Search code examples
dnssubdomainspfspoofingemailrelay

How to create a Zone File SPF record for my customers to lookup when using our email service

Assume my ip address is 222.222.222.1 222.222.222.2 and my domain is mydomain.com

I wish to send regular emails on behalf of my customers domain from my servers. (relaying/spoofing)

hence my customers will need to enter my SPF include text into their txt record (v=spf1 ...). The same as I add salesforce.com and others to my txt record(v=spf1 ...):

e.g. "v=spf1 a mx ip4:222.222.222.1 ip4:222.222.222.2 include:_spf.salesforce.com -all"

What I don't understand is how I separate my SPF record (for sending my domains emails) with our email services SPF lookup (used by our customers)

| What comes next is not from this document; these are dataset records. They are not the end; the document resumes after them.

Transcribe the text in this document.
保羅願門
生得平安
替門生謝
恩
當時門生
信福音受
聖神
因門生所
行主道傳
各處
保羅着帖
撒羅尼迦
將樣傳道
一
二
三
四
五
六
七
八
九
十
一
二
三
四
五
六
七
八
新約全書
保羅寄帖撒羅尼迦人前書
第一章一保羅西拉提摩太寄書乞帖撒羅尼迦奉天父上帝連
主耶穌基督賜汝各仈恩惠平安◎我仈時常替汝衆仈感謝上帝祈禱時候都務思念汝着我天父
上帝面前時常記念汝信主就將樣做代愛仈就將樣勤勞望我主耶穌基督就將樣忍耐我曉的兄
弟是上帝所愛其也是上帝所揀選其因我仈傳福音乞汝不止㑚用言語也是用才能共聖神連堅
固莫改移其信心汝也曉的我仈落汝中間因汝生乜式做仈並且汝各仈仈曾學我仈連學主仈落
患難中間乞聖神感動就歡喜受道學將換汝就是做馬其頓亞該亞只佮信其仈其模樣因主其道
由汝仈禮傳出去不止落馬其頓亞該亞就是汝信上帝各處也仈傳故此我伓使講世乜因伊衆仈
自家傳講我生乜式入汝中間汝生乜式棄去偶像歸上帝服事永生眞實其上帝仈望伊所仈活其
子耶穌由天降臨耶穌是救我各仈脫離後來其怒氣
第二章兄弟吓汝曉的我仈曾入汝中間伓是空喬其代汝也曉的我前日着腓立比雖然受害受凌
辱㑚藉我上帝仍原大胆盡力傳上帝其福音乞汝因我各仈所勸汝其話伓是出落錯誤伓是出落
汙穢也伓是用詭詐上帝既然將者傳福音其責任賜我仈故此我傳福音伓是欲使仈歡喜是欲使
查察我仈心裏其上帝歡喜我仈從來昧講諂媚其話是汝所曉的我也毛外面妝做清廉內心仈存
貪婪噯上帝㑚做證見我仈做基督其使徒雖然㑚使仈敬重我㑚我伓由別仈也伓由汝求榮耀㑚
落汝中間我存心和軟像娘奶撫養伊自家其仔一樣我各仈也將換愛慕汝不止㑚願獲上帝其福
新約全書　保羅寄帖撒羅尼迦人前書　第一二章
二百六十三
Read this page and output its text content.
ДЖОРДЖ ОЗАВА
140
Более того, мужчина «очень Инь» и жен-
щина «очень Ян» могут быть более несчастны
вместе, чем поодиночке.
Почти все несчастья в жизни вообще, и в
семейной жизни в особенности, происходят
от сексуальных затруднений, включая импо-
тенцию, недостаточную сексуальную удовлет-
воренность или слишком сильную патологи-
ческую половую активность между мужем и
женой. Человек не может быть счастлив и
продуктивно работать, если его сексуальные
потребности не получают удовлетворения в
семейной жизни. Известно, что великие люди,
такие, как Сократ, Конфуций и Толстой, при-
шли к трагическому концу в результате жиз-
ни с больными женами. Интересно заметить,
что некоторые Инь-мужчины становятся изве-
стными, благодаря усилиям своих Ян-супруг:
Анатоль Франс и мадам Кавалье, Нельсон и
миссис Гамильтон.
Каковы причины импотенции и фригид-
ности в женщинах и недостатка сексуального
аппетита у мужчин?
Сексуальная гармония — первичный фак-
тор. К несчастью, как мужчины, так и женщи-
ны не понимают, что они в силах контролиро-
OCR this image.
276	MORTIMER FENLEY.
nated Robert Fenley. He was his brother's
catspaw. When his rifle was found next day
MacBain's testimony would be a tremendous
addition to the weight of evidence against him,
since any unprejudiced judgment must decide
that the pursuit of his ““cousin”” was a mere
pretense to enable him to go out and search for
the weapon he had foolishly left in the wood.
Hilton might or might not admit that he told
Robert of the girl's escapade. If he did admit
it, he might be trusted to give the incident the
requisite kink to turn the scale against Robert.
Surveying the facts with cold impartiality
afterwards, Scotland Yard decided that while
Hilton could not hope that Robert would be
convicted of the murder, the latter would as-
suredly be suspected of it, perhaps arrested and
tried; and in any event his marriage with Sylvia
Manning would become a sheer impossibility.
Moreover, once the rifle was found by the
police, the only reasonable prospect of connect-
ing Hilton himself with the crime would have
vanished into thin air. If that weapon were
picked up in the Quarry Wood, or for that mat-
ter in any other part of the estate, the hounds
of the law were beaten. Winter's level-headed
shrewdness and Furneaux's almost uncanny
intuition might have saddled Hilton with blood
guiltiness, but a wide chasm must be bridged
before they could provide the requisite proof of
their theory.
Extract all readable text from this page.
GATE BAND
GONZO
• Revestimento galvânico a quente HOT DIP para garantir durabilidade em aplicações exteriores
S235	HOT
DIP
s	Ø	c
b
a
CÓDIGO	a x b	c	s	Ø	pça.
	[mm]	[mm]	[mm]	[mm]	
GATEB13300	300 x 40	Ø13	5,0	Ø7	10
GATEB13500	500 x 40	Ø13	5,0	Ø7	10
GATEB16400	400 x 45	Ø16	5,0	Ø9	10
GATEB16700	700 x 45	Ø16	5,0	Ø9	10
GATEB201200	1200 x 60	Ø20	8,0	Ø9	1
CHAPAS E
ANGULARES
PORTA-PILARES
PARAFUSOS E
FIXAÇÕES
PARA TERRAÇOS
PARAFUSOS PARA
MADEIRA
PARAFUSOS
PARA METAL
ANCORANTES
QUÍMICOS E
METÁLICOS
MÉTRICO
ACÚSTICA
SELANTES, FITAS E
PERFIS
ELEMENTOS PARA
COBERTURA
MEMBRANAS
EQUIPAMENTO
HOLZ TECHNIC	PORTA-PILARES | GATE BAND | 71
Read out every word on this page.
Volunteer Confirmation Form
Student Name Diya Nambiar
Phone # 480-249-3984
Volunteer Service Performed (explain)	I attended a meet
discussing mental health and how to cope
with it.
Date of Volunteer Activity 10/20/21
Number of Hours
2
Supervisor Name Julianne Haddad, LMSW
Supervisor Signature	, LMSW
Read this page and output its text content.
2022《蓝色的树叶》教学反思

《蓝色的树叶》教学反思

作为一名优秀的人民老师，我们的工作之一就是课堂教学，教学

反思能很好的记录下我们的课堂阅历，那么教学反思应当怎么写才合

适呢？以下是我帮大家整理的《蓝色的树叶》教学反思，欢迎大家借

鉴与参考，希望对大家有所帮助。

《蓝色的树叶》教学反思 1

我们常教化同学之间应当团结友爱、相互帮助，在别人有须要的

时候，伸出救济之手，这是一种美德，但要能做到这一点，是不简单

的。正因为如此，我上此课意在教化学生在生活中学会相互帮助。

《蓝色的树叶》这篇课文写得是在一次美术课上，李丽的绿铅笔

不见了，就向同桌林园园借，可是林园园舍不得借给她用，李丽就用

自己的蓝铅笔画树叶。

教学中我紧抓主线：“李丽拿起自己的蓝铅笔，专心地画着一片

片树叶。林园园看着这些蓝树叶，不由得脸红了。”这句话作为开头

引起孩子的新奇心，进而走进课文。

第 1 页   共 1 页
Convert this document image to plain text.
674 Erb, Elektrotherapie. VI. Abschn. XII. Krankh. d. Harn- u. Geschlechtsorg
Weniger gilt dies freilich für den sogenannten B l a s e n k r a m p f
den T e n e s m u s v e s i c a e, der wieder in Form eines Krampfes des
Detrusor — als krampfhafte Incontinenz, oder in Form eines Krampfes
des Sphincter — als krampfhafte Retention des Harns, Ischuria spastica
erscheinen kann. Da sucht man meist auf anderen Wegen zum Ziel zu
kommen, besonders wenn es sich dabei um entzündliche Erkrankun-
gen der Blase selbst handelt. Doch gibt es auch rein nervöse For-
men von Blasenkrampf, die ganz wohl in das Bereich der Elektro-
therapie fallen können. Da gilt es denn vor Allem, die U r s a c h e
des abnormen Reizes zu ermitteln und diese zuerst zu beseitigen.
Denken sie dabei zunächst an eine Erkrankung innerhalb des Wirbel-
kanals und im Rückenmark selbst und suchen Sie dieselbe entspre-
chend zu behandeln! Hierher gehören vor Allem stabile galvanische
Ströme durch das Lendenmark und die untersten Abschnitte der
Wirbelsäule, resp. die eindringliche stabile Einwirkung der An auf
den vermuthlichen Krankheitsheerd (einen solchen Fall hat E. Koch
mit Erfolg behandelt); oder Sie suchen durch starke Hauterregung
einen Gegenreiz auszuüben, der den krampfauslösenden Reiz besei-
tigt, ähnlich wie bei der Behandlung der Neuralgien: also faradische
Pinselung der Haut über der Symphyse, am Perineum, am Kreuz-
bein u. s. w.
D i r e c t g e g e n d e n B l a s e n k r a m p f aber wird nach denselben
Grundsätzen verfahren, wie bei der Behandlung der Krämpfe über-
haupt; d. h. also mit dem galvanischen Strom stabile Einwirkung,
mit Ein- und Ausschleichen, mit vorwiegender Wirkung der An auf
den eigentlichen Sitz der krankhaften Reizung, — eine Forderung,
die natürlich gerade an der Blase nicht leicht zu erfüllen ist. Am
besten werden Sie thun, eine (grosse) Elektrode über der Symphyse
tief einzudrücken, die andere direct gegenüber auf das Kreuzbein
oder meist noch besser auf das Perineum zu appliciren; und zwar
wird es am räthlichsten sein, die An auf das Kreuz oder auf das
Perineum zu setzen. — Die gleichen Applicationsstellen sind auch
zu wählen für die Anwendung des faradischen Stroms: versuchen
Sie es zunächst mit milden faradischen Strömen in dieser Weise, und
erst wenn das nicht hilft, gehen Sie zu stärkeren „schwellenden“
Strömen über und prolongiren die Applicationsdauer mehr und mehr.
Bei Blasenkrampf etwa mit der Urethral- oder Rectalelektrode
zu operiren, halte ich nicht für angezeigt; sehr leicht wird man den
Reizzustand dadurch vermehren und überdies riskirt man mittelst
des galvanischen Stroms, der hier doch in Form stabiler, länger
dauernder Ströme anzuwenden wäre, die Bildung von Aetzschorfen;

This nearly answers it, except it does not say how to setup the Zone file record: How to create SPF record for many IPs (SPF longer than 255 characters)

Do I setup a txt record, an A record, a CNAME record, what type of record and how. I would assume this string goes in the data value area of my record???

e.g. "v=spf1 ip4:222.222.222.1 ip4:222.222.222.2 -all" and somehow it needs this subdomain "_spf.mydomain.com"

and then my customers txt record for SPF looks similar to this:

e.g. "v=spf1 a mx include:_spf.mydomain.com -all"

I am somewhat confident I am on the right track. I just do not know how it is implemented in my zone file.

Solution

  • When an email receiver chooses to validate a sender with SPF, it will look up TXT records for the sending domain (root or @ records), and look for exactly one that starts with v=spf1. That record can include anything it wants. Your customers will need a record of that form, and you will need one on your domain with your own sender setup.

    The root spf record can include any record it likes. It is common practice for email services to have SPF records at other, non-root paths (_spf.mydomain.com for example) for inclusion in other records.

    So in your zone file, you would have something like:

    _spf IN TXT   "v=spf1 ip4:222.222.222.1 ip4:222.222.222.2 -all"
@    IN TXT   "v=spf1 include:myownmailsender.com -all"

    Your customers add include:_spf.mydomain.com to their records, and you use the @ record to customize your own sending preferences.